In the studio
There is lots going on in the studio right now, but no pictures – yet.
– I just finished sawing, sanding, padding, and covering one of the foam display forms to be a fairly accurate body double for myself. The finished form looks like it should work for both modern and historic garments. I tried on all my corsets on both of us, and the measurements are very close. I’m very excited that I no longer have to beg someone to come fit me when it’s my turn for new clothes.
– An 18th century polonaise in a red and ivory floral with an ivory linen petticoat. To be paired with a low-crowned straw hat.
– A chemise a la reine, or more precisely, a gaulle, since I’m planning to make it with a fitted back and that seems to be the difference between the two styles. When I was in LA, I picked up yards and yards of sheer striped fabric by the pound, in a dusty aqua and a medium-bright pink. 6 yards of the pink went into a pot with some Rit color remover, and I now have sheer white but still faintly pink fabric for the gaulle. I found pink silk taffeta for a sash and hat trimmings.
– Big floofy hedgehog wigs to go with both the 18th century outfits. I’ve never worn or worked with wigs before, so flying by the seat of my pants, but it’s kind of fun.
– I’m working on a commissioned apron, and finally found the colors and print I had in mind so that can get started in earnest.
– Still finishing a 50’s-inspired chiffon gown with a pleated bodice. It’s for ballroom dance, and the stretch factor has been a real challenge, causing it to take many times longer than a regular, woven fabric gown would have taken. It’s pretty much finished, and though it is not exactly what I was aiming for, the client seems happy with it.

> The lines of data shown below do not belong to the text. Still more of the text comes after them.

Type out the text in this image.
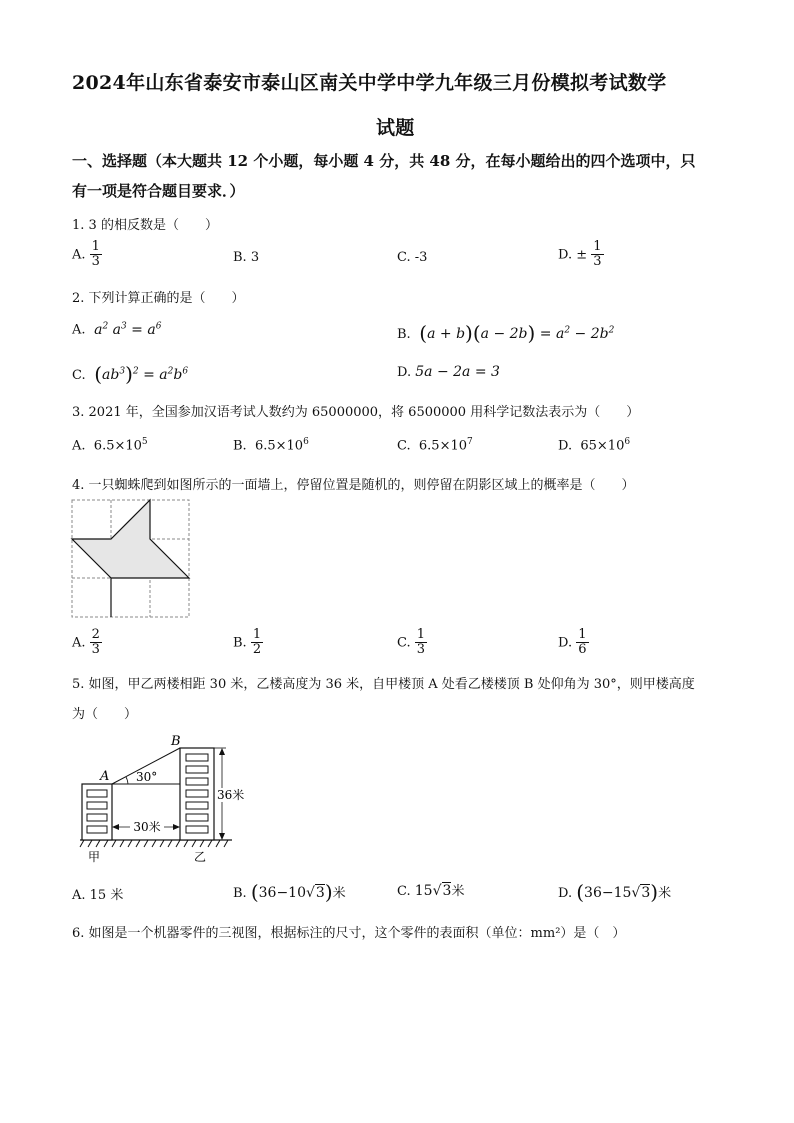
2024年山东省泰安市泰山区南关中学中学九年级三月份模拟考试数学
试题
一、选择题（本大题共 12 个小题，每小题 4 分，共 48 分，在每小题给出的四个选项中，只
有一项是符合题目要求．）
1. 3 的相反数是（　　）
A. $\frac{1}{3}$	B. 3	C. -3	D. ± $\frac{1}{3}$
2. 下列计算正确的是（　　）
A.  $a^2$ $a^3 = a^6$
B. $(a + b)(a - 2b) = a^2 - 2b^2$
C. $(ab^3)^2 = a^2b^6$	D. 5a − 2a = 3
3. 2021 年，全国参加汉语考试人数约为 65000000，将 6500000 用科学记数法表示为（　　）
A. $6.5\times 10^5$	B. $6.5\times 10^6$	C. $6.5\times 10^7$	D. $65\times 10^6$
4. 一只蜘蛛爬到如图所示的一面墙上，停留位置是随机的，则停留在阴影区域上的概率是（　　）
A. $\frac{2}{3}$	B. $\frac{1}{2}$	C. $\frac{1}{3}$	D. $\frac{1}{6}$
5. 如图，甲乙两楼相距 30 米，乙楼高度为 36 米，自甲楼顶 A 处看乙楼楼顶 B 处仰角为 30°，则甲楼高度
为（　　）
30米
A
B
30°
36米
甲	乙
A. 15 米	B. (36−10√3)米	C. 15√3米	D. (36−15√3)米
6. 如图是一个机器零件的三视图，根据标注的尺寸，这个零件的表面积（单位：mm²）是（　）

The invisible zip was fighting us, so I have a new zipper by a different manufacturer, and we’ll see if that finally gets this project out the door.

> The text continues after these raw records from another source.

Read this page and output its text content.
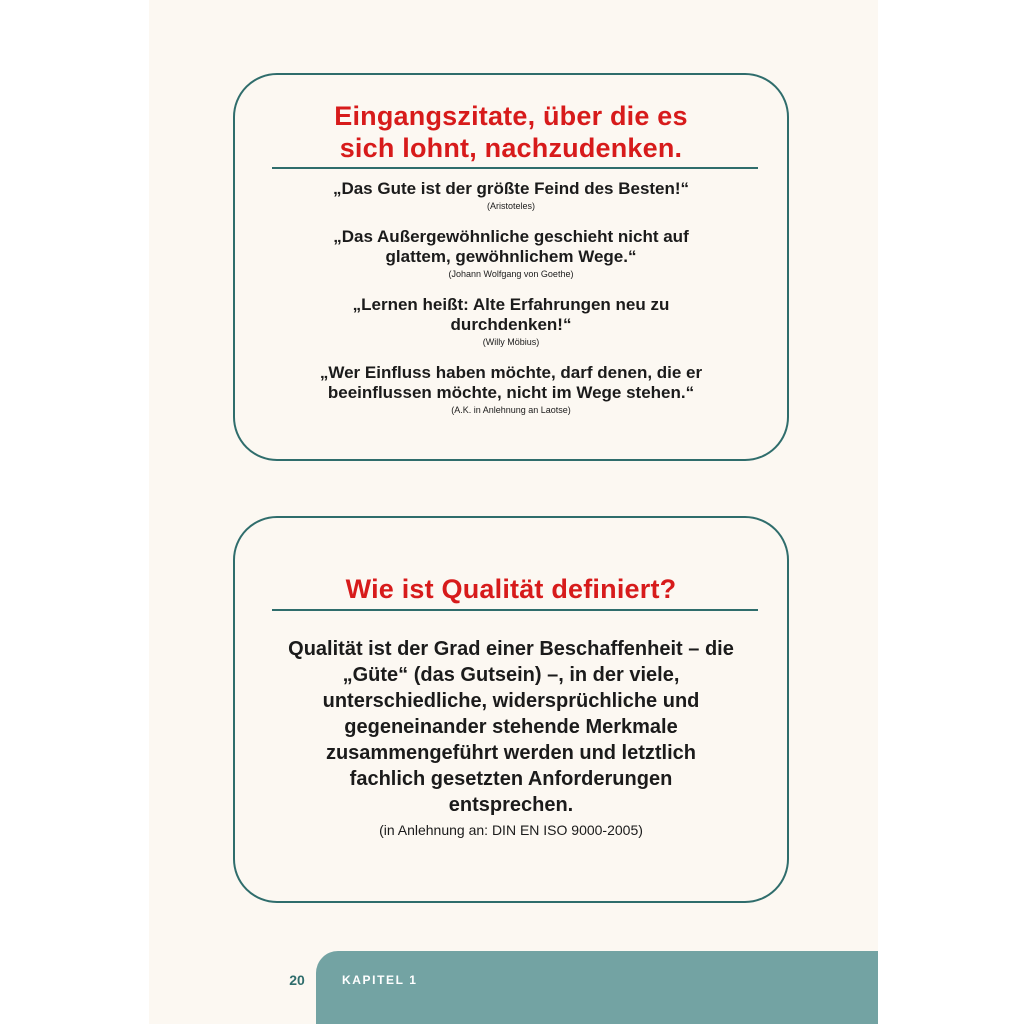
Eingangszitate, über die es
sich lohnt, nachzudenken.
„Das Gute ist der größte Feind des Besten!“
(Aristoteles)
„Das Außergewöhnliche geschieht nicht auf
glattem, gewöhnlichem Wege.“
(Johann Wolfgang von Goethe)
„Lernen heißt: Alte Erfahrungen neu zu
durchdenken!“
(Willy Möbius)
„Wer Einfluss haben möchte, darf denen, die er
beeinflussen möchte, nicht im Wege stehen.“
(A.K. in Anlehnung an Laotse)
Wie ist Qualität definiert?
Qualität ist der Grad einer Beschaffenheit – die
„Güte“ (das Gutsein) –, in der viele,
unterschiedliche, widersprüchliche und
gegeneinander stehende Merkmale
zusammengeführt werden und letztlich
fachlich gesetzten Anforderungen
entsprechen.
(in Anlehnung an: DIN EN ISO 9000-2005)
20	KAPITEL 1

I have a long list of projects after this, including some 1890’s pieces for day and evening, a 1918 blouse and skirt to finish up, an 18th century jacket and more petticoats, starting projects for the 1812/1912 DPP, and that damn 18th century coat from the last DPP. I’ve been avoiding it since February, a little afraid to go assess the mistake I made during the last frantic push to finish. But, I want him to wear it for Bastille Day, which is approaching quickly, so I need to take a look at it soon.